The recent detection of gravitational waves by the LIGO/VIRGO team is an incredibly impressive achievement of experimental physics. It is also a tremendous success of the theory of General Relativity. It confirms the existence of black holes; shows that binary black holes exist; that they may collide and that during the merging process gravitational waves are produced. These are all predictions of General Relativity theory in its fully nonlinear regime.
The existence of gravitational waves was predicted by Albert Einstein in 1916 within the framework of linearized Einstein theory. Contrary to common belief, even the very definition of a gravitational wave in the fully nonlinear Einstein theory was provided only after Einstein's death. Actually, Einstein had arguments against the existence of nonlinear gravitational waves (they were erroneous but he did not accept this), which virtually stopped development of the subject until the mid-1950s. This is what we refer to as the Red Light for gravitational-waves research.

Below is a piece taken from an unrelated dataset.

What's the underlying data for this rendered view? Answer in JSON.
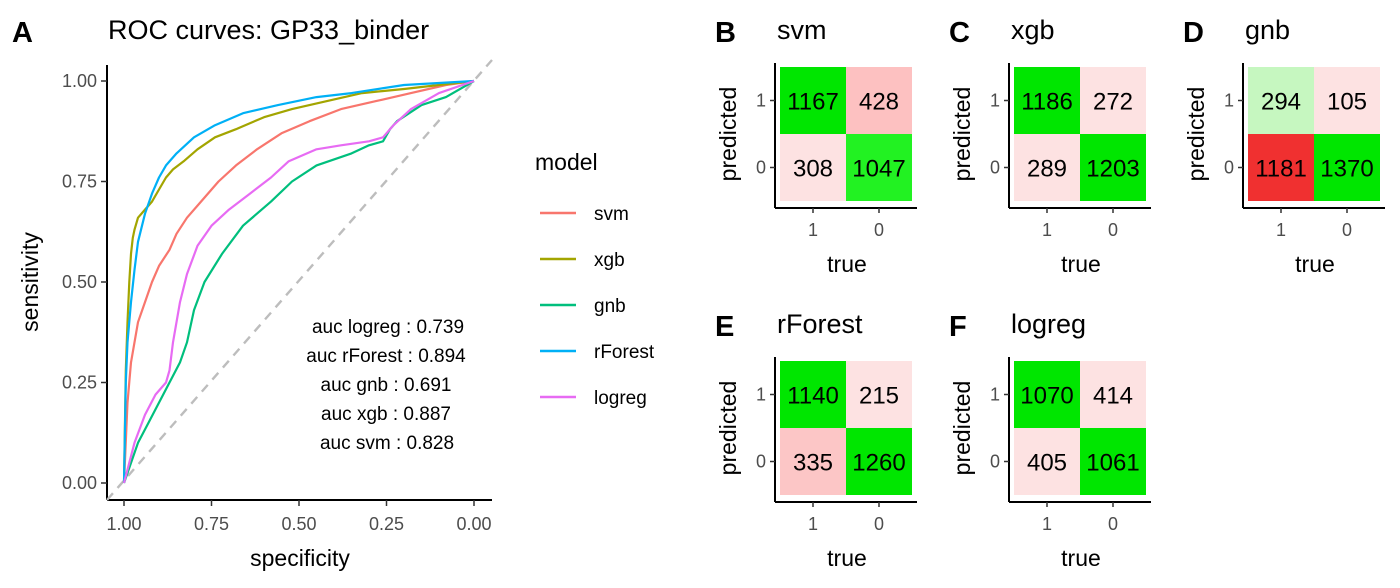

In the following years, the theme was picked up again and studied vigorously by various experts, mainly Herman Bondi, Felix Pirani, Ivor Robinson and Andrzej Trautman, where the theoretical obstacles concerning gravitational-wave existence were successfully overcome, thus giving the `Green Light' for experimentalists to start designing detectors, culminating in the recent LIGO/VIRGO discovery.
In this lecture, we tell the story of this theoretical breakthrough. Particular attention will be given to the fundamental 1958 papers of Trautman, which seem to be lesser known outside the circle of General-Relativity experts.